Getting Back Up

When Lindsey Harding crumpled to the floor after missing the two free throws that would have beaten Rutgers and advanced the Blue Devils to the Elite Eight, anyone could (almost) relate.

After all, who among us has never failed?

Who hasn't done poorly on a test or bombed a job interview or struck out that night at the bar?

(Of course, Harding did it in front of thousands of people and a television audience, so it's not exactly the same. But it's close enough.)

As TV staffer Ben Cohen writes in his profile of Harding, the Duke guard "is a product of five years, not one tenth of a second." And it is because of those five years that Harding-the winningest player in program history and the National Player of the Year-is one of Towerview's five Dukies of the Year.

But Harding is not the only Dukie of the Year who has been criticized. Last year, Vice President of Student Affairs Larry Moneta took heat for the cost of his pet project, the West Campus Plaza. But the Plaza has been an unqualified success-students have used it as a place to eat lunch, meet up, enjoy the almost daily entertainment or just hang out. The success of Moneta's vision for Duke's day-to-day social life makes him another of our Dukies of the Year.

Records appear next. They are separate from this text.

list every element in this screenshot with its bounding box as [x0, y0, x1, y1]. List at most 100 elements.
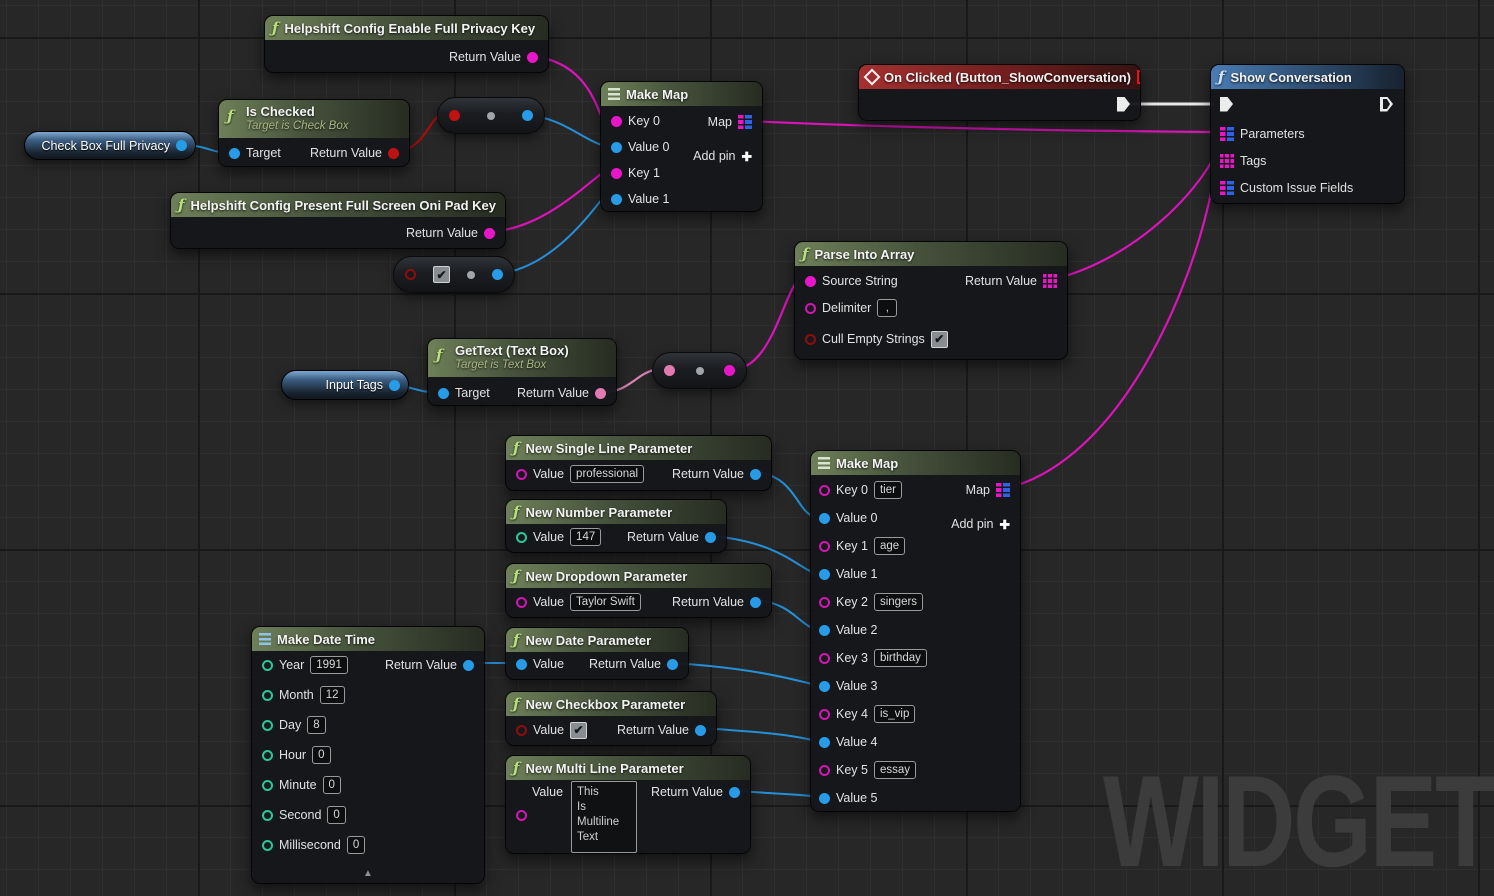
- key1-field[interactable]: age: [874, 537, 905, 555]
- hour-pin[interactable]: [262, 750, 273, 761]
- value1-pin[interactable]: [611, 194, 622, 205]
- value-checkbox[interactable]: ✔: [570, 722, 587, 739]
- bool-checkbox[interactable]: ✔: [433, 266, 450, 283]
- return-value-pin[interactable]: [388, 148, 399, 159]
- node-bool-conversion-2[interactable]: ✔: [393, 256, 515, 293]
- value0-pin[interactable]: [819, 513, 830, 524]
- key1-pin[interactable]: [819, 541, 830, 552]
- delimiter-field[interactable]: ,: [877, 299, 897, 317]
- day-pin[interactable]: [262, 720, 273, 731]
- value4-pin[interactable]: [819, 737, 830, 748]
- key1-pin[interactable]: [611, 168, 622, 179]
- value-field[interactable]: 147: [570, 528, 601, 546]
- input-pin[interactable]: [664, 365, 675, 376]
- hour-field[interactable]: 0: [312, 746, 330, 764]
- value-pin[interactable]: [516, 810, 527, 821]
- advanced-pin[interactable]: [696, 367, 704, 375]
- return-value-pin[interactable]: [527, 52, 538, 63]
- output-pin[interactable]: [522, 110, 533, 121]
- source-string-pin[interactable]: [805, 276, 816, 287]
- return-value-pin[interactable]: [484, 228, 495, 239]
- graph-canvas[interactable]: WIDGET: [0, 0, 1494, 896]
- output-pin[interactable]: [389, 380, 400, 391]
- return-value-pin[interactable]: [667, 659, 678, 670]
- add-pin-button[interactable]: ✚: [1000, 517, 1010, 532]
- node-make-map-1[interactable]: Make Map Key 0 Value 0 Key 1 Value 1 Map…: [600, 81, 763, 212]
- add-pin-button[interactable]: ✚: [742, 149, 752, 164]
- key4-field[interactable]: is_vip: [874, 705, 915, 723]
- node-new-checkbox-parameter[interactable]: ƒ New Checkbox Parameter Value ✔ Return …: [505, 691, 717, 746]
- second-field[interactable]: 0: [327, 806, 345, 824]
- node-new-number-parameter[interactable]: ƒ New Number Parameter Value 147 Return …: [505, 499, 727, 553]
- advanced-pin[interactable]: [467, 271, 475, 279]
- millisecond-pin[interactable]: [262, 840, 273, 851]
- return-value-pin[interactable]: [695, 725, 706, 736]
- key5-pin[interactable]: [819, 765, 830, 776]
- map-output-pin[interactable]: [996, 483, 1010, 497]
- key4-pin[interactable]: [819, 709, 830, 720]
- value-pin[interactable]: [516, 469, 527, 480]
- node-new-multi-line-parameter[interactable]: ƒ New Multi Line Parameter Value This Is…: [505, 755, 751, 854]
- return-value-pin[interactable]: [705, 532, 716, 543]
- node-new-dropdown-parameter[interactable]: ƒ New Dropdown Parameter Value Taylor Sw…: [505, 563, 772, 618]
- node-is-checked[interactable]: ƒ Is Checked Target is Check Box Target …: [218, 99, 410, 167]
- delimiter-pin[interactable]: [805, 303, 816, 314]
- node-new-date-parameter[interactable]: ƒ New Date Parameter Value Return Value: [505, 627, 689, 680]
- node-make-map-2[interactable]: Make Map Key 0 tier Value 0 Key 1 age Va…: [810, 450, 1021, 812]
- target-pin[interactable]: [438, 388, 449, 399]
- value-field[interactable]: professional: [570, 465, 644, 483]
- node-get-text[interactable]: ƒ GetText (Text Box) Target is Text Box …: [427, 338, 617, 406]
- value0-pin[interactable]: [611, 142, 622, 153]
- value-pin[interactable]: [516, 532, 527, 543]
- multiline-value-field[interactable]: This Is Multiline Text: [571, 781, 637, 853]
- return-value-pin[interactable]: [595, 388, 606, 399]
- year-pin[interactable]: [262, 660, 273, 671]
- cull-empty-strings-pin[interactable]: [805, 334, 816, 345]
- node-show-conversation[interactable]: ƒ Show Conversation Parameters Tags Cust…: [1210, 64, 1405, 204]
- month-pin[interactable]: [262, 690, 273, 701]
- node-bool-conversion[interactable]: [437, 97, 545, 134]
- return-value-pin[interactable]: [463, 660, 474, 671]
- value-pin[interactable]: [516, 659, 527, 670]
- key5-field[interactable]: essay: [874, 761, 916, 779]
- key0-pin[interactable]: [819, 485, 830, 496]
- month-field[interactable]: 12: [320, 686, 345, 704]
- node-new-single-line-parameter[interactable]: ƒ New Single Line Parameter Value profes…: [505, 435, 772, 491]
- return-value-pin[interactable]: [750, 469, 761, 480]
- second-pin[interactable]: [262, 810, 273, 821]
- output-pin[interactable]: [492, 269, 503, 280]
- year-field[interactable]: 1991: [310, 656, 348, 674]
- minute-pin[interactable]: [262, 780, 273, 791]
- target-pin[interactable]: [229, 148, 240, 159]
- minute-field[interactable]: 0: [323, 776, 341, 794]
- parameters-pin[interactable]: [1220, 127, 1234, 141]
- node-text-to-string-conversion[interactable]: [652, 352, 747, 389]
- key3-pin[interactable]: [819, 653, 830, 664]
- input-pin[interactable]: [449, 110, 460, 121]
- node-parse-into-array[interactable]: ƒ Parse Into Array Source String Delimit…: [794, 241, 1068, 360]
- node-helpshift-enable-full-privacy-key[interactable]: ƒ Helpshift Config Enable Full Privacy K…: [264, 15, 549, 73]
- output-pin[interactable]: [724, 365, 735, 376]
- return-value-pin[interactable]: [1043, 274, 1057, 288]
- value2-pin[interactable]: [819, 625, 830, 636]
- value-pin[interactable]: [516, 597, 527, 608]
- node-make-date-time[interactable]: Make Date Time Year 1991 Month 12 Day 8 …: [251, 626, 485, 884]
- tags-pin[interactable]: [1220, 154, 1234, 168]
- node-variable-check-box-full-privacy[interactable]: Check Box Full Privacy: [24, 131, 196, 160]
- millisecond-field[interactable]: 0: [347, 836, 365, 854]
- value1-pin[interactable]: [819, 569, 830, 580]
- key0-field[interactable]: tier: [874, 481, 902, 499]
- cull-checkbox[interactable]: ✔: [931, 331, 948, 348]
- day-field[interactable]: 8: [307, 716, 325, 734]
- node-variable-input-tags[interactable]: Input Tags: [281, 370, 409, 400]
- advanced-pin[interactable]: [487, 112, 495, 120]
- input-pin[interactable]: [405, 269, 416, 280]
- output-pin[interactable]: [176, 140, 187, 151]
- value-pin[interactable]: [516, 725, 527, 736]
- exec-in-pin[interactable]: [1220, 97, 1233, 112]
- key2-pin[interactable]: [819, 597, 830, 608]
- collapse-toggle[interactable]: ▲: [252, 868, 484, 879]
- node-helpshift-present-full-screen-key[interactable]: ƒ Helpshift Config Present Full Screen O…: [170, 192, 506, 249]
- exec-out-pin[interactable]: [1117, 97, 1130, 112]
- value-field[interactable]: Taylor Swift: [570, 593, 641, 611]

And in our final issue of the year, it's nice to celebrate those among us who fall down but pick themselves back up. No one is perfect, not even the Dukies of the Year. As Winston Churchill once said, "Sucess is going from failure to failure without losing enthusiasm."

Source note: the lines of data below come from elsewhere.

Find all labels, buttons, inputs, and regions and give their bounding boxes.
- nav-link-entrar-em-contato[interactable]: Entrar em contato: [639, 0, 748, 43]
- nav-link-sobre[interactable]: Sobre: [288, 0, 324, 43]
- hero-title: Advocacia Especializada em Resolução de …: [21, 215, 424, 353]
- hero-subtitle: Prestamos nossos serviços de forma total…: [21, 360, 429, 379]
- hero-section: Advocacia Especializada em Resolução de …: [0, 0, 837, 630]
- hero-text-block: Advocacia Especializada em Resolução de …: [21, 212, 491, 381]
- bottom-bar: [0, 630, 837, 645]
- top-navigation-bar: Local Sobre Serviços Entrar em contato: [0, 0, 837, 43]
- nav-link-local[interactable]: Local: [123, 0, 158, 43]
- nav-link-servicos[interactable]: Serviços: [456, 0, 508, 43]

Unfortunately, we won't get the chance to fail-or succeed-any more. This issue marks the end of Volume Eight and its staff. We hope we've succeeded in bringing you new perspectives on life and events at Duke. We hope we didn't fail too often. Mostly, though, we hope that you've enjoyed reading this magazine.

So thank you to those who have helped make this magazine, and thank you-especially-to those who have read it.